360 Degrees of Service
Research and Instruction Librarian, STEM Liaison
Hunter Library, Western Carolina University, Cullowhee, NC
MSLS, University of North Carolina at Chapel Hill, 2002
Avid hockey fan Schmidt also collects obituary euphemisms (“shuffled off this mortal coil” is a favorite), sings classic American folk songs, and is known as “Brew Moll” to her friends: she brews beer from hops she grows on her property
Photo Mark Haskett, Western Carolina University
An intense academic curiosity, a pragmatic approach to problem-solving, and a keen analytic mind are the hallmarks of any great scientist—yet, fortunately for the students at Western Carolina University, those traits also belong to reference librarian and subject liaison Krista Schmidt. In fact, Schmidt earned a biology degree that led to early career stints at a soybean breeding and a biochemical testing facility before turning to library school, a better fit for her interests and inquisitive nature.
“I strive to find practical answers to problems,” Schmidt says. “Not everything needs a big fancy fix with lots of people, time, or energy involved. Sometimes it’s just…what is the easiest and most effective way.”
A good example of this approach according to colleague Becky Kornegay, also a Hunter reference librarian/subject liaison, is Hunter Library’s new Reference Call Button. The tablet-based app enables student patrons or harried colleagues to summon reference help using already existing chat mechanisms, and it allows reference staff time away from the reference desk to do independent work. Schmidt not only conceived of the app, she collaborated with Hunter’s web developer on its creation, identified the best hardware for its implementation, and found a company to make a custom-locked mount to secure the tablet at the reference desk. “Having the idea is one thing, but making it happen is another,” says Kornegay.
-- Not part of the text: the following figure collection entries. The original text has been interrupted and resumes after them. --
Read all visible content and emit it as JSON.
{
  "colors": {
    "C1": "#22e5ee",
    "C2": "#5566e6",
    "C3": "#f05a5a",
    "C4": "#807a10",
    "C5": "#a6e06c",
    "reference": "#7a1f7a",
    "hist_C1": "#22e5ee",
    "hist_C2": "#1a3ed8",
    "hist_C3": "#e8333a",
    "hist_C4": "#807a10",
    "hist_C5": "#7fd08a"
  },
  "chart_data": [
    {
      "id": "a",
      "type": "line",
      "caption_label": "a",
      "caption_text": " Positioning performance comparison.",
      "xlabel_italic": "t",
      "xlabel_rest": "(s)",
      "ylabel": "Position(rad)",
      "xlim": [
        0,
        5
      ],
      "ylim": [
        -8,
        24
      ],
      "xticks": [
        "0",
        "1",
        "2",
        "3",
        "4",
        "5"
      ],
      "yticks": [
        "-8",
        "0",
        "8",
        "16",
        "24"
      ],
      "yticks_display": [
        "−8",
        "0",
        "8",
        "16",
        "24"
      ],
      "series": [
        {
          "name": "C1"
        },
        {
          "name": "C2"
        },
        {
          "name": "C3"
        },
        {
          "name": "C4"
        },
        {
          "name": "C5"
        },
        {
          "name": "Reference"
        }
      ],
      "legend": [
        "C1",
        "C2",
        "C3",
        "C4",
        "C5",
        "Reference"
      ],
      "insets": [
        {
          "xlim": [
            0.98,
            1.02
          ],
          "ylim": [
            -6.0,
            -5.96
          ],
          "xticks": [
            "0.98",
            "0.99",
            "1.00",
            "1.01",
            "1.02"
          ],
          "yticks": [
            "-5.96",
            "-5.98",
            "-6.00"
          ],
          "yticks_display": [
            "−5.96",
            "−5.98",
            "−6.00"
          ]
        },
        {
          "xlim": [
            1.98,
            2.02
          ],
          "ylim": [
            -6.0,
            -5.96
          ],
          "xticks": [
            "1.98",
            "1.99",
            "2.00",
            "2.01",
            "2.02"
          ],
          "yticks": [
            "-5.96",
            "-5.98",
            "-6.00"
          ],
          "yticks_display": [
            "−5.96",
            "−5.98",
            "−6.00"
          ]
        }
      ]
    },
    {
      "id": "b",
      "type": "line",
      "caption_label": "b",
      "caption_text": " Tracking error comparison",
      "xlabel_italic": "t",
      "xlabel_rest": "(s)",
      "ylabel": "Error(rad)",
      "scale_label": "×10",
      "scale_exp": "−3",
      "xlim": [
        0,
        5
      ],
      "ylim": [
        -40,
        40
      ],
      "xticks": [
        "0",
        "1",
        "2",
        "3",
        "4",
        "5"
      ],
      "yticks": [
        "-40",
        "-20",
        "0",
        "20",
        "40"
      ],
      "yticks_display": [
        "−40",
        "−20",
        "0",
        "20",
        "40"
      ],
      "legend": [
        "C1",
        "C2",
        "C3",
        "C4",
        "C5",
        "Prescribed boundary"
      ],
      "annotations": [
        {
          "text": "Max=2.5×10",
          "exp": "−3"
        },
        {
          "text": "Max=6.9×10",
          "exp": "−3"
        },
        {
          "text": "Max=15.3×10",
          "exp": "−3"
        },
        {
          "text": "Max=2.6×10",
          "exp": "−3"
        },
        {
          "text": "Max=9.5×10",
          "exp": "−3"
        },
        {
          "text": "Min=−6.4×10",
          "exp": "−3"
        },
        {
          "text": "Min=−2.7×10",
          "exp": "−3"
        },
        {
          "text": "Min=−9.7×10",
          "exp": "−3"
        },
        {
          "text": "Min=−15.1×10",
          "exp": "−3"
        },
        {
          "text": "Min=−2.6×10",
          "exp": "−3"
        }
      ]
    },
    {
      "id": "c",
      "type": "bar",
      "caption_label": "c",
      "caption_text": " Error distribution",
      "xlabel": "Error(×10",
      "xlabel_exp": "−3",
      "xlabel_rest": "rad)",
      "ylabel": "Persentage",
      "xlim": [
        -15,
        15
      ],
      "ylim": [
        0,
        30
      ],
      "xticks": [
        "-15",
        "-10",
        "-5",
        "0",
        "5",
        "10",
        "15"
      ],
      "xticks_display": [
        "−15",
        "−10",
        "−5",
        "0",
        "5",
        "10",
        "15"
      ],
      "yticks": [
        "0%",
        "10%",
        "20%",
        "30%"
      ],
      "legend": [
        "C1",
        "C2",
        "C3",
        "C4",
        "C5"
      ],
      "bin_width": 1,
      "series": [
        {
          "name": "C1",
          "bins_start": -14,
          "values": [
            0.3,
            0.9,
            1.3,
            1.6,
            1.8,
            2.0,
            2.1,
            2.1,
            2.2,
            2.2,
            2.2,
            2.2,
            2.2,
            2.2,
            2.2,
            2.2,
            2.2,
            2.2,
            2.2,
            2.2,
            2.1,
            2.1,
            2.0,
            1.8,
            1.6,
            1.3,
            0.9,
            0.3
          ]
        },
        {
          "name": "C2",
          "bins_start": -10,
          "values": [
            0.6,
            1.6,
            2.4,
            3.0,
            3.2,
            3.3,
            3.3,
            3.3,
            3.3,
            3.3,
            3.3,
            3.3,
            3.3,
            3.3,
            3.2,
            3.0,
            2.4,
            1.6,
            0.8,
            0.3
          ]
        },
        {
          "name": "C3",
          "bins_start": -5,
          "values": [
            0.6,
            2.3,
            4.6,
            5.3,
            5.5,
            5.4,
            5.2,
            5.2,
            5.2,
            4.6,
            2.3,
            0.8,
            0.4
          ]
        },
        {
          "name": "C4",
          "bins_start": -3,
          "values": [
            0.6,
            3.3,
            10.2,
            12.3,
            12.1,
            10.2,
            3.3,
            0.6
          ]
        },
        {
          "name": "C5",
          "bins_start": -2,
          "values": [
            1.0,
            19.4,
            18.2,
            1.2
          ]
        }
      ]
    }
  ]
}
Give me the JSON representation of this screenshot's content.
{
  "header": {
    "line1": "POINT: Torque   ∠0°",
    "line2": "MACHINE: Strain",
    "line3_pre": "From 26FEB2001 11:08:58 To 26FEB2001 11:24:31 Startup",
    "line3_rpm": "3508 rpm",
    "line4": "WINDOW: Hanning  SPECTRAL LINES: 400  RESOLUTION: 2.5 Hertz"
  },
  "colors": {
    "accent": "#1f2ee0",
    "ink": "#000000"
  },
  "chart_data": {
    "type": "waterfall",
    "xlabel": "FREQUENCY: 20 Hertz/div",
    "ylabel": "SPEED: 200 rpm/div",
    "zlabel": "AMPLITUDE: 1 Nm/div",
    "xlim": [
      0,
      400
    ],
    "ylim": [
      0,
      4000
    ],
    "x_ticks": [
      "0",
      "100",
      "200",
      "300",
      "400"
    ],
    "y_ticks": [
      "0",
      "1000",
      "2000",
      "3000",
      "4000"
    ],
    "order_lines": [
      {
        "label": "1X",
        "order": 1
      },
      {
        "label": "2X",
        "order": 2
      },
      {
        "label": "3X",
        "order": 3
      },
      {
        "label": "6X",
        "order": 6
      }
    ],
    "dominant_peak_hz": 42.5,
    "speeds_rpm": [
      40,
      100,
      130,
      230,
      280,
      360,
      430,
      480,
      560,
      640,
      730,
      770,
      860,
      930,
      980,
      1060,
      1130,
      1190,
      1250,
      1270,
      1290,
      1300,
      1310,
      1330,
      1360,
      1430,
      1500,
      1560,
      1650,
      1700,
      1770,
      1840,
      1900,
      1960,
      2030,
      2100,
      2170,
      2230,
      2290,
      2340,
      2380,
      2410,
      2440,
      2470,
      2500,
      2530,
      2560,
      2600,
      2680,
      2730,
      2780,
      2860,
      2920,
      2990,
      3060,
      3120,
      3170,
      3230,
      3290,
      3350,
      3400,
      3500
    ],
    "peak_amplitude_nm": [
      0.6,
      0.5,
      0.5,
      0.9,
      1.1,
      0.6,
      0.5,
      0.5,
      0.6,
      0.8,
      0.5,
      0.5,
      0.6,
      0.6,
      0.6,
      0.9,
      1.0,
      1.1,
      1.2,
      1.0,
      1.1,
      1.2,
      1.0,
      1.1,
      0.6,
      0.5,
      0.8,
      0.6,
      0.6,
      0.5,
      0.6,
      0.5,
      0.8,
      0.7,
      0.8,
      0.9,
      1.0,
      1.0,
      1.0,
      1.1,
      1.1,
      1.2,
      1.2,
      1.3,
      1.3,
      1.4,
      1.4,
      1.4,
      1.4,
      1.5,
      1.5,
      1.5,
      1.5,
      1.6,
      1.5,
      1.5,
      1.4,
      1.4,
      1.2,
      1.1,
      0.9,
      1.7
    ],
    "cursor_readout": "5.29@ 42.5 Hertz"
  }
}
Among Schmidt’s other accomplishments colleagues cite a variety of initiatives, including a multisession information literacy instruction program that she developed for graduate students in engineering. She also overhauled Hunter’s expansive—and for many years largely uncataloged—collection of about 50,000 regional and historical print maps and devised better indexes to both the print and online map collections.
And though Schmidt is known as an early adopter (and sharer) of technology and a skilled database researcher, she is also surprisingly at home among those maps, other print collections, and seemingly antiquated indexes, Kornegay says.
“Krista approaches all research assistance from many angles, through back doors and side doors, using a mix of new and old reference resources,” Kornegay says. “I know how rare that combination is and how effectively it can move a library forward. She is, in essence, a 360° librarian who has significant positive impact on our library and the university we serve.” This combination of old school and new school is key to Schmidt’s success.